As time goes by I'll come to more realizations and revelations but it all was and is worth it. I want to be constantly thinking and constantly being challenged by what I experienced and saw. It's part of my journey and it has become part of who I am as a young female in this world, as a child of God, as a daughter, as a friend. In every way.

Wednesday, March 11, 2009

Nigerian Highlights

- all the fresh fruit I could hope for! Pineapple, bananas, papaya...
- beautiful, colorful, bright, bold cloth
- going to the bathroom in the bush :)
- singin' along with a banjo
- throwing my Frisbee as far as I could and watching the children run after it
- seeing the tamarind tree where the Church of the Brethren began in Garkida
- fried plantains!
- the universal language of smiling and laughter
- leading a devotion on Fruits of the Spirit
- dumping water on my head as a form of showering
- playing with children everywhere I go
- washing clothes by hand
- being called the 'young and strong girl' around the EYN compound
- seeing someone carrying a couch on his head while riding a motorcycle...no joke!
- singing a medley on Down by the Riverside and When the Saints go marching in at every church we visited
- attending a naming ceremony and holding the new born baby
- being able to see the bright stars every night
- hearing stories
- eating hard boiled eggs for breakfast
- my first attempt at bartering (I'm not very good at it)
- playing hand games with the girls from the primary school
- being told that coffee is a man's drink and tea is a woman's drink ;)
- the big white-toothed smiles of the children
- watching a Nigerian film
- trekking up a mountain in Gavva to the water source for the village
- ICE CREAM!
- all the various choirs at the churches we visited...amazing music
- worshiping at the largest EYN church (3ooo members), EYN Polo in Maidugari
- receiving a gift of beautiful cloth
- eating fried grasshoppers with peppe
- attempting to learn Hausa
- being asked by girls and young women to be friends. just like that.
- receiving a gift of ground nuts (peanuts)
- being bahago (left handed)
- visiting Yankari Game Reserve
- MANGO'S!
- swimming in Wikki Warm Springs...soooo refreshing and wonderful!
- the baboons getting into my room and then having a song written about it!

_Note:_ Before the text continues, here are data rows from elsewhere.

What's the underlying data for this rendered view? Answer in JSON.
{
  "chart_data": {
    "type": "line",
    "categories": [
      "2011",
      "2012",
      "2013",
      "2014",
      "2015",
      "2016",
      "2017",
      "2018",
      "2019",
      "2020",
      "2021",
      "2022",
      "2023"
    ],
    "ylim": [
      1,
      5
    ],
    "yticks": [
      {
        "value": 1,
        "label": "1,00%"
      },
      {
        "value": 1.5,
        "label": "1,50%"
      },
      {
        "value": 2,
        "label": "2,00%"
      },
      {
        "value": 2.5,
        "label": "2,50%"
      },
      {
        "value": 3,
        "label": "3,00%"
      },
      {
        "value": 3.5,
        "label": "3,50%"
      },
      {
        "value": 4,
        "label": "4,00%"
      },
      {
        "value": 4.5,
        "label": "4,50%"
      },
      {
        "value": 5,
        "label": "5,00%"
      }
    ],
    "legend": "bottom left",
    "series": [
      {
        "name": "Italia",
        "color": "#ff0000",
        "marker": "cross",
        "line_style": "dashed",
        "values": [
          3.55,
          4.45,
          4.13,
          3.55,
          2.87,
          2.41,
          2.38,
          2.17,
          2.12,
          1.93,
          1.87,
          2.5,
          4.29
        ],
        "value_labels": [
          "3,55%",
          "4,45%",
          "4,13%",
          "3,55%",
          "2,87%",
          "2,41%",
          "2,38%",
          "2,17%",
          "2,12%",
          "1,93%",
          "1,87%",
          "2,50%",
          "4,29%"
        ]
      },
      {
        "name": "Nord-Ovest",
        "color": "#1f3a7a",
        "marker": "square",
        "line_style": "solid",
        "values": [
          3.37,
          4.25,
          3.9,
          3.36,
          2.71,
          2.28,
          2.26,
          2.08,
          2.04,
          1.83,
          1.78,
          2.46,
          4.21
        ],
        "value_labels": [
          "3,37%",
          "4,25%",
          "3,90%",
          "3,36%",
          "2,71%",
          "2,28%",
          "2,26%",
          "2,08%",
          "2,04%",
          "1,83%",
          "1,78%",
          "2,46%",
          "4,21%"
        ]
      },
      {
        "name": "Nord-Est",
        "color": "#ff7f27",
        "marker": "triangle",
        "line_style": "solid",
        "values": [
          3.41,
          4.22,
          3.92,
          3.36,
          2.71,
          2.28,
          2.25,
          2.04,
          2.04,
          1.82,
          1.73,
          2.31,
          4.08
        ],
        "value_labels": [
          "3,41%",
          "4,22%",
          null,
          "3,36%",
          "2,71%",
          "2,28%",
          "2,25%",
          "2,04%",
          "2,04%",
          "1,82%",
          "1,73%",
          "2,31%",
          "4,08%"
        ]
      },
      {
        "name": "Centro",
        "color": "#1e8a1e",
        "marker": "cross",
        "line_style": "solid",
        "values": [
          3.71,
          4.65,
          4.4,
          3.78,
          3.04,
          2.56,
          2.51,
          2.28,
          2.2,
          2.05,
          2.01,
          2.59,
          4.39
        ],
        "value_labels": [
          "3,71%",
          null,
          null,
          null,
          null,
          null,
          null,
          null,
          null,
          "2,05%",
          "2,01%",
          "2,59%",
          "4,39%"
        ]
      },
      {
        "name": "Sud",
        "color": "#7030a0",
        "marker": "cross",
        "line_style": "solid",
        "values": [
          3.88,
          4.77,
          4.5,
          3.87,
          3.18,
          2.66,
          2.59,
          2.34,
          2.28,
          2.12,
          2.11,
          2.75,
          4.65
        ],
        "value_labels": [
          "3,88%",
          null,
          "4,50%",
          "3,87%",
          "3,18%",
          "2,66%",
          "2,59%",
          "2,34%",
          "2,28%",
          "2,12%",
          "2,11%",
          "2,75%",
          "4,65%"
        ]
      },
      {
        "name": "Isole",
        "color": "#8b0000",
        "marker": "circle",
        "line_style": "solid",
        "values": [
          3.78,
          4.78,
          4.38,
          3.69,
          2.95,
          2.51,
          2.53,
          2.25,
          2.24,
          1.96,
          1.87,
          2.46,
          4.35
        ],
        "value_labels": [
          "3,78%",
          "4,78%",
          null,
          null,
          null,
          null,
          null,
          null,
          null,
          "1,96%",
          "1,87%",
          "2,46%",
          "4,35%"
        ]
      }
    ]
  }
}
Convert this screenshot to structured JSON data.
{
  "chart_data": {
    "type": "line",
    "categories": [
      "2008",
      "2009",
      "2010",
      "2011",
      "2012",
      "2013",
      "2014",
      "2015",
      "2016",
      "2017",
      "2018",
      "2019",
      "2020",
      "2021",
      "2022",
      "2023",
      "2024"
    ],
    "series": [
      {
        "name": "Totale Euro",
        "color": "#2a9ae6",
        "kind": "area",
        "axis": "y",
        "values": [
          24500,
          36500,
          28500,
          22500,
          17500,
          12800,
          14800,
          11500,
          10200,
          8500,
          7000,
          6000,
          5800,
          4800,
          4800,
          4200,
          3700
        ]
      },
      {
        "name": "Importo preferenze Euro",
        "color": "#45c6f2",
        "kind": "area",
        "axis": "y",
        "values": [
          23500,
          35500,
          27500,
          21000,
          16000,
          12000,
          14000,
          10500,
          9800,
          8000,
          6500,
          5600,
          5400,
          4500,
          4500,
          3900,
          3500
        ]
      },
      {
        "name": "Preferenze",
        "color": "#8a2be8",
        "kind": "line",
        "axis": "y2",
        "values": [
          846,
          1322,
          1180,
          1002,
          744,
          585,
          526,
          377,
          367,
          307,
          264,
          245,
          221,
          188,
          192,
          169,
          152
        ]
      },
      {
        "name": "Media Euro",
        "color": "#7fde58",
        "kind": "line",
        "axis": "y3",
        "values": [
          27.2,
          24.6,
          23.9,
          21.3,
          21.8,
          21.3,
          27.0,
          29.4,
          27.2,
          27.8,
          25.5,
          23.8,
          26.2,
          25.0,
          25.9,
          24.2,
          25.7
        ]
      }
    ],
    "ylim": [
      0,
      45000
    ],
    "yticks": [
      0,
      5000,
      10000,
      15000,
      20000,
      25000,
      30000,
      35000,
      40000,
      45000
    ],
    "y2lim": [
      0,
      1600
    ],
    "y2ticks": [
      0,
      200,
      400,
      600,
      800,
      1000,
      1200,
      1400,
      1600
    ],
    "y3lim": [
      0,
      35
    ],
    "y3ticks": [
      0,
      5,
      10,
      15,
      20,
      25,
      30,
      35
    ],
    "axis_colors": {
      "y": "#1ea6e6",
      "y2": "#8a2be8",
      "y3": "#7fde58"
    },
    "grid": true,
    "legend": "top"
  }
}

And many many more! This list gives you a taste of what I experienced and saw!

Tuesday, March 10, 2009

Back in the States

Honey I'm home!

So as many of you have discovered I had no internet available to me while I was on my journey in Nigeria. I've already heard from several people that they checked every single day just to make sure that they didn't miss anything.

So now I have the huge task in front of me of telling you about my time in Nigeria. There is so much to tell and I think the easiest way for me to begin talking about what I have seen and heard is to show you pictures that will remind me of stories and thoughts that I've had as well as to be asked questions that are more direct than, "how was your trip?" My stories will come out naturally in conversation over time. And I will constantly be processing my thoughts of what I have just seen and experienced these past four weeks. (Which for the record, may SEEM like a long time, but in all honesty was not nearly long enough.)

So now I'm back stateside. In many senses part of me feels as though I didn't just experience this trip. As though it was a dream. I feel very detached from the whole experience. I think my tiredness and the fact that I'm extremely overwhelmed at this moment could have something to do with it.

Here are a few of my initial questions/thoughts:
wanting to go back, wondering what the real reason is why I want to go back, do I really want to go back because I want to or because everyone else wants me to
, what does this whole experience mean for me in my life, how will it affect my life in the long run, the relationships I've created there, the relationships I have here...I could go on and on.

Former BVSers say that they may not realize for several years how their time in BVS has affected them. I think that will be true for this experience as well. I'm not expecting the answers to come immediately, but I feel that they will be revealed in their own time.

"Unrevealed until it's season, something God alone can see."